Premiers pétrodollars

L’archipel entre dans le cercle restreint des producteurs africains d’or noir. Une aubaine pour l’un des pays les plus pauvres du monde.

Publié le 30 juin 2003 Lecture : 3 minutes.

L’archipel de São Tomé e Príncipe devrait toucher ses premiers revenus pétroliers dès le début de l’année 2004. Ces pétrodollars proviennent de la mise aux enchères de neuf blocs pétroliers offshore officiellement lancée en avril au Nigeria. Les parcelles sont situées dans la zone d’exploitation conjointe (ZEC) que se partagent ce dernier et São Tomé, conformément à un accord conclu en février 2001 entre les deux pays, après l’échec de la délimitation de leur frontière maritime.
L’État santoméen ne touchera que 40 % de ces revenus, contre 60 % pour le Nigeria, premier producteur africain. Ces neuf blocs, qui couvrent le tiers des 34 000 km2 de la ZEC, sont mis en vente au prix de 30 millions de dollars (26 millions d’euros) chacun.
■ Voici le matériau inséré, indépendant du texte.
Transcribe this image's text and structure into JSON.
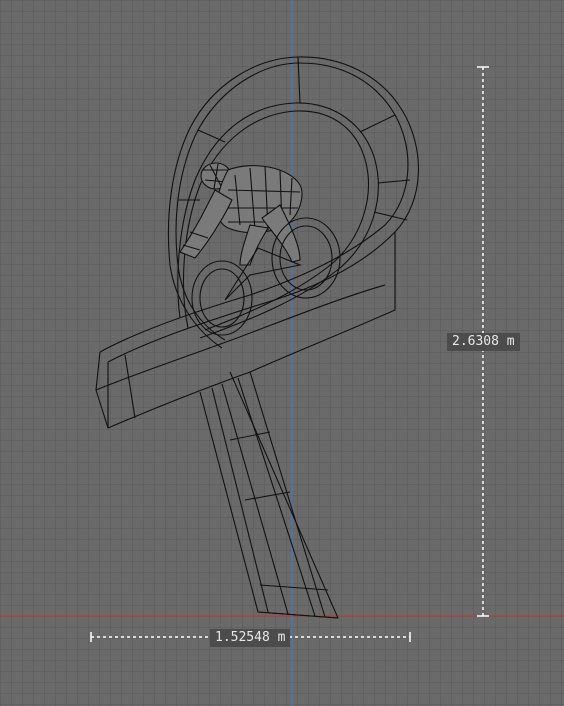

Si bien que, « au premier trimestre 2004, nous devrions toucher 270 millions de dollars si nous les vendons tous », explique le ministre santoméen des Ressources naturelles, Joaquim Rafael Branco, qui espère bien que le prix de certains blocs dépassera la barre des 100 millions de dollars.
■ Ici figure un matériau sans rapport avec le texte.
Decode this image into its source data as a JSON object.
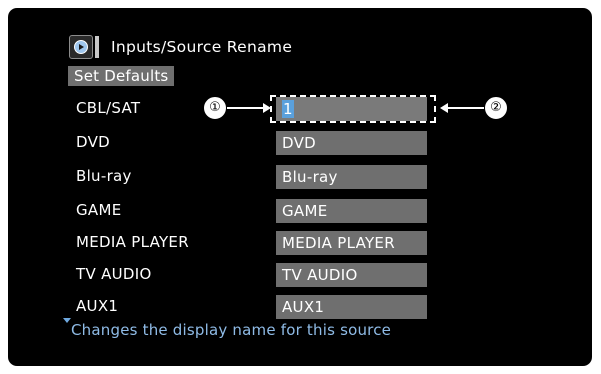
{
  "header": {
    "icon": "input-source-icon",
    "title": "Inputs/Source Rename"
  },
  "set_defaults_label": "Set Defaults",
  "rows": [
    {
      "label": "CBL/SAT",
      "value": "1",
      "editing": true
    },
    {
      "label": "DVD",
      "value": "DVD"
    },
    {
      "label": "Blu-ray",
      "value": "Blu-ray"
    },
    {
      "label": "GAME",
      "value": "GAME"
    },
    {
      "label": "MEDIA PLAYER",
      "value": "MEDIA PLAYER"
    },
    {
      "label": "TV AUDIO",
      "value": "TV AUDIO"
    },
    {
      "label": "AUX1",
      "value": "AUX1"
    }
  ],
  "callouts": {
    "one": "①",
    "two": "②"
  },
  "help_text": "Changes the display name for this source",
  "colors": {
    "screen_bg": "#000000",
    "field_bg": "#6f6f6f",
    "help_text": "#8fbbe6",
    "cursor": "#5aa0dc"
  }
}
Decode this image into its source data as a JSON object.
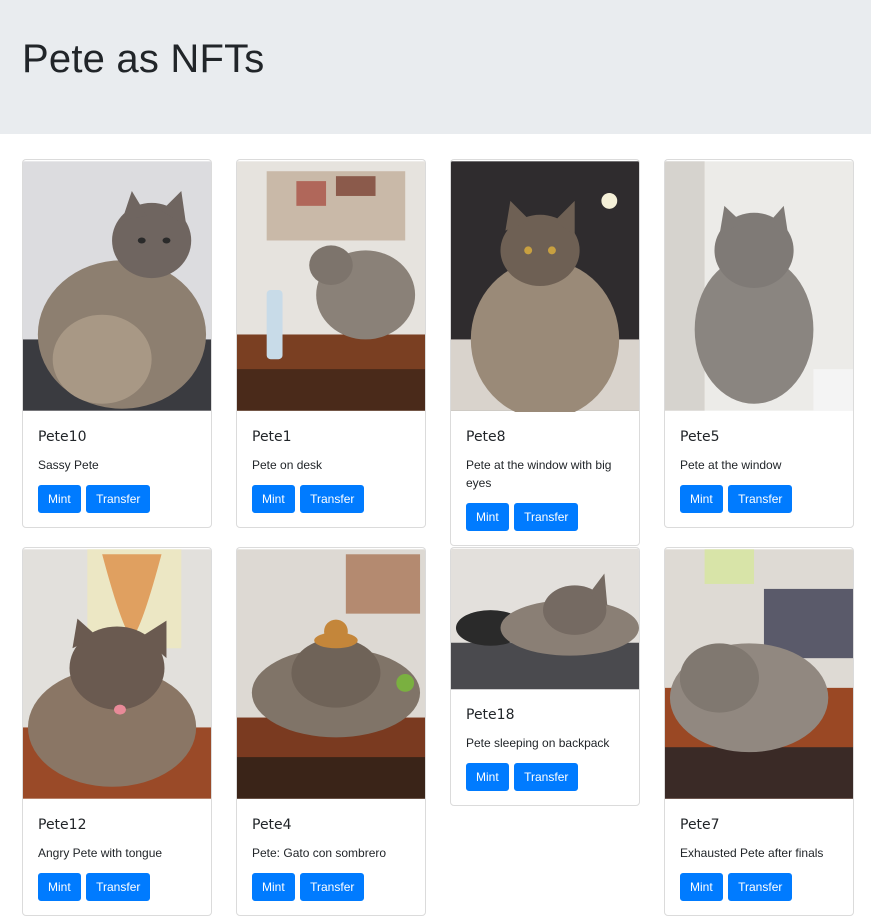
{
  "header": {
    "title": "Pete as NFTs"
  },
  "cards": [
    {
      "name": "Pete10",
      "description": "Sassy Pete",
      "mint_label": "Mint",
      "transfer_label": "Transfer"
    },
    {
      "name": "Pete1",
      "description": "Pete on desk",
      "mint_label": "Mint",
      "transfer_label": "Transfer"
    },
    {
      "name": "Pete8",
      "description": "Pete at the window with big eyes",
      "mint_label": "Mint",
      "transfer_label": "Transfer"
    },
    {
      "name": "Pete5",
      "description": "Pete at the window",
      "mint_label": "Mint",
      "transfer_label": "Transfer"
    },
    {
      "name": "Pete12",
      "description": "Angry Pete with tongue",
      "mint_label": "Mint",
      "transfer_label": "Transfer"
    },
    {
      "name": "Pete4",
      "description": "Pete: Gato con sombrero",
      "mint_label": "Mint",
      "transfer_label": "Transfer"
    },
    {
      "name": "Pete18",
      "description": "Pete sleeping on backpack",
      "mint_label": "Mint",
      "transfer_label": "Transfer"
    },
    {
      "name": "Pete7",
      "description": "Exhausted Pete after finals",
      "mint_label": "Mint",
      "transfer_label": "Transfer"
    }
  ],
  "colors": {
    "primary": "#007bff",
    "jumbotron_bg": "#e9ecef"
  }
}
Les entreprises pétrolières disposent de trois mois pour préparer leurs offres, qu’elles devront remettre d’ici au 18 octobre. Une fois les propositions formulées, São Tomé et le Nigeria disposeront de trois mois pour les évaluer et désigner les entreprises, et de trois mois supplémentaires pour négocier et signer les contrats de partage de production (CPP).
Quel que soit le montant des transactions, cette manne providentielle va permettre d’accroître de manière substantielle le budget annuel du pays, actuellement estimé à 55 millions de dollars. São Tomé, qui compte 140 000 habitants, est classé parmi les pays les plus pauvres du monde. L’archipel dépend étroitement de l’aide internationale et cumule 300 millions de dollars de dette extérieure. Malgré les cultures de canne à sucre, de café et de cacao, le revenu annuel par habitant plafonnait à 450 dollars en 2002.
Cette mise aux enchères constitue une ouverture sans précédent pour les autorités santoméennes. D’ici à deux ou trois ans, les forages réalisés dans la ZEC permettront aux opérateurs d’évaluer le potentiel pétrolier de ce périmètre. Ce qui pourrait les inciter à poursuivre leurs explorations dans la zone économique exclusive (ZEE), sur laquelle São Tomé exerce pleinement son autorité.
Pour l’heure, les réserves exploitables de l’archipel demeurent largement méconnues. Mais son domaine maritime, contigu à celui du Nigeria et, surtout, de la Guinée équatoriale, laisse espérer un boom pétrolier équivalent à celui que connaît Malabo depuis une dizaine d’années. Les fonds santoméens présentent une structure géologique proche de celle des pays voisins, et les progrès technologiques en matière de forage permettent aujourd’hui de miser sur des gisements longtemps jugés inaccessibles.
Pour l’heure, en ce qui concerne la ZEE, seuls trois accords d’exploration lient São Tomé à des compagnies pétrolières. Il s’agit des américaines ExxonMobil et Chrome Energy et de la norvégienne Petroleum Geo-Services (PGS). En fait, ce n’est qu’au deuxième trimestre 2004 que les grandes manoeuvres devraient commencer, avec le lancement d’appels d’offres pour les blocs situés dans ses eaux maritimes exclusives, soit une superficie de 170 000 km2.
En attendant de voir les pétroliers texans se bousculer dans la petite aérogare mal climatisée de São Tomé, les autorités semblent donc en passe de remporter la première manche. Les premiers barils sont attendus pour 2007. Et si la zone d’exploitation conjointe tient ses promesses, elle ne devrait pas manquer de susciter une véritable ruée vers l’or noir.
L’irruption d’un nouveau pays dans le petit monde des producteurs de pétrole africain est d’ores et déjà un événement en soi. Mais la manière dont São Tomé a choisi de procéder constitue également une première. En annonçant publiquement le montant des transactions, l’archipel se distingue de ses voisins, dont les activités d’extraction d’hydrocarbures, et les bénéfices qu’elles suscitent, restent particulièrement opaques. Au moment où un collectif d’organisations non gouvernementales vient de lancer la campagne Publish what you pay, pour inciter à plus de transparence en matière d’exploitation minière et pétrolière, l’organisation Global Witness salue ce progrès notable, qu’elle attribue au président santoméen Fradique de Menezes.